Figure 3: Injection 581 – 600
DOC analyses of the potassium sulfate extracts are carried out using a TOC analyzer. In this procedure, the extract is mixed with an acid to remove the inorganic carbon fraction, whereby carbonates and hydrogen carbonates are converted to CO2. The carbon dioxide is purged from the sample using a purging gas. An aliquot of the pretreated extract is subsequently injected onto a hot platinum catalyst, whereby the organic substances are oxidized to CO2. A carrier gas transfers the carbon dioxide to an NDIR detector, which detects the amount of CO2.
Kit for high salt loads
For many TOC analyzers, the high salt loads of the extracts can, however, cause problems. The extraction solution alone has a salt load of approximately 87 g/L. High salt loads can lead to clogging of the catalysts and the combustion tubes. When the combustion temperature is too high, the salts form a melt that blocks the active sites of the catalyst.

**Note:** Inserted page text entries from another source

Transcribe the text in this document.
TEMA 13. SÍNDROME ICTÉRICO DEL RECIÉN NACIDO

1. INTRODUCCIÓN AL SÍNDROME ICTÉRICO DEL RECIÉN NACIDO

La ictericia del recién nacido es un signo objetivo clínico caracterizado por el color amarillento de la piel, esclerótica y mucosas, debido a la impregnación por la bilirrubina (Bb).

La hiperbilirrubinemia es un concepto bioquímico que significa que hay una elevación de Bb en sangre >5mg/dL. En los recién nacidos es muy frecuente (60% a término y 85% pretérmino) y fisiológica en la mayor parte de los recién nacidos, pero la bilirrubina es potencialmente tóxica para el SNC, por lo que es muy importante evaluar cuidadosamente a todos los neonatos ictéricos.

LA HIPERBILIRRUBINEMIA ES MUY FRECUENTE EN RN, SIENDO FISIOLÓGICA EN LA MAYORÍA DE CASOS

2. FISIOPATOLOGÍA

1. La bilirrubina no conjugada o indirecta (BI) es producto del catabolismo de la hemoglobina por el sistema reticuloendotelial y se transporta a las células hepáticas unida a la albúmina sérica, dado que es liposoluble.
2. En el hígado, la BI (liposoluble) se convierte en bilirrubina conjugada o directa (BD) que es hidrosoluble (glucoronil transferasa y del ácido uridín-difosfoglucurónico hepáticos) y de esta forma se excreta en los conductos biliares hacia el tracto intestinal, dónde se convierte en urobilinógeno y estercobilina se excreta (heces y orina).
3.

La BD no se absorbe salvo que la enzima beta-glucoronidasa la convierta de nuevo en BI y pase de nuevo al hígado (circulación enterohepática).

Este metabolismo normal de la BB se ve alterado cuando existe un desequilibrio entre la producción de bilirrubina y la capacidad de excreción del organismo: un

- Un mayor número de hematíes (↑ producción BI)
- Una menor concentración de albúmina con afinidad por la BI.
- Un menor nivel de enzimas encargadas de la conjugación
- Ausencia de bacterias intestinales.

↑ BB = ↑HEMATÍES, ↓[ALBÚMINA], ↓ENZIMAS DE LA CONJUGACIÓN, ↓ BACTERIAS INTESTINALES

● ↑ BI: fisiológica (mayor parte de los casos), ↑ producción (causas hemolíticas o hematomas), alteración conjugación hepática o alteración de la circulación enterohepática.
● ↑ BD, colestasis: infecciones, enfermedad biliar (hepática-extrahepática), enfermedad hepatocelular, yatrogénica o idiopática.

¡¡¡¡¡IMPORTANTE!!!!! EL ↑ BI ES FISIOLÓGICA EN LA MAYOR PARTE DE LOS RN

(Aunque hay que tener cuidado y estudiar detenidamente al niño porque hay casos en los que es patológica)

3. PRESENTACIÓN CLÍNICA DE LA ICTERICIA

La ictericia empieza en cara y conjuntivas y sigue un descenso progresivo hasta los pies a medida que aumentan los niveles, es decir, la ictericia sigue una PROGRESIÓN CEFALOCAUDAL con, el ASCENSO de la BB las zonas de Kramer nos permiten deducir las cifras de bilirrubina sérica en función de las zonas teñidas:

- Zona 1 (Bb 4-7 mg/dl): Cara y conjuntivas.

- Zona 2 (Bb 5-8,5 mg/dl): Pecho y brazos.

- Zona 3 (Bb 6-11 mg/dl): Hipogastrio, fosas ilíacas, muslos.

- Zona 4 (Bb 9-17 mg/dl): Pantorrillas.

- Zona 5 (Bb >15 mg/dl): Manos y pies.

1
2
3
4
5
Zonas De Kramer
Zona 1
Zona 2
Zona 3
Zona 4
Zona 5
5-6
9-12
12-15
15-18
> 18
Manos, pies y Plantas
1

Figure 4: Sequence (area and concentration) of the 600 injections
Therefore, Shimadzu’s TOC-L uses a catalytic combustion temperature of 680 °C, which is lower than the melting point of most salts. In addition, a special kit for high salt load samples is available for such measuring tasks. It consists of a combustion tube featuring a specific geometry and a unique catalyst mixture. This particular catalyst can handle up to 12 times more salt than a conventional catalyst.
Long-term test with 600 injections
A long-term test should show that an application, such as the analysis of soil extracts from a 0.5 M potassium sulfate solution can be carried out problem-free using a kit for high salt load samples. For this test, a 0.5 M K2SO4 solution (corresponding to 87 g/L) was injected 600 times onto the kit for high-salt samples.
Table 1: Statistical evaluation of the 600 injections
NPOC preparation: automated using the ISP module of the TOC-L analyzer
Acidification: 2 %
Sparging: 6 minutes
Injection volume: 50 µL
Calibration: 6-point calibration using the automated dilution function, from a stock solution in the range of 0.5 mg/L to 10 mg/L.
Even after 600 injections, the peak shapes remain exactly the same as at the start of the injection series. The results remain stable over the entire time period. As one can see, the TOC-L in combination with the kit for high salt load samples is highly suitable for TOC determination of salt-containing samples, such as soil extracts from a 0.5 M potassium sulfate solution.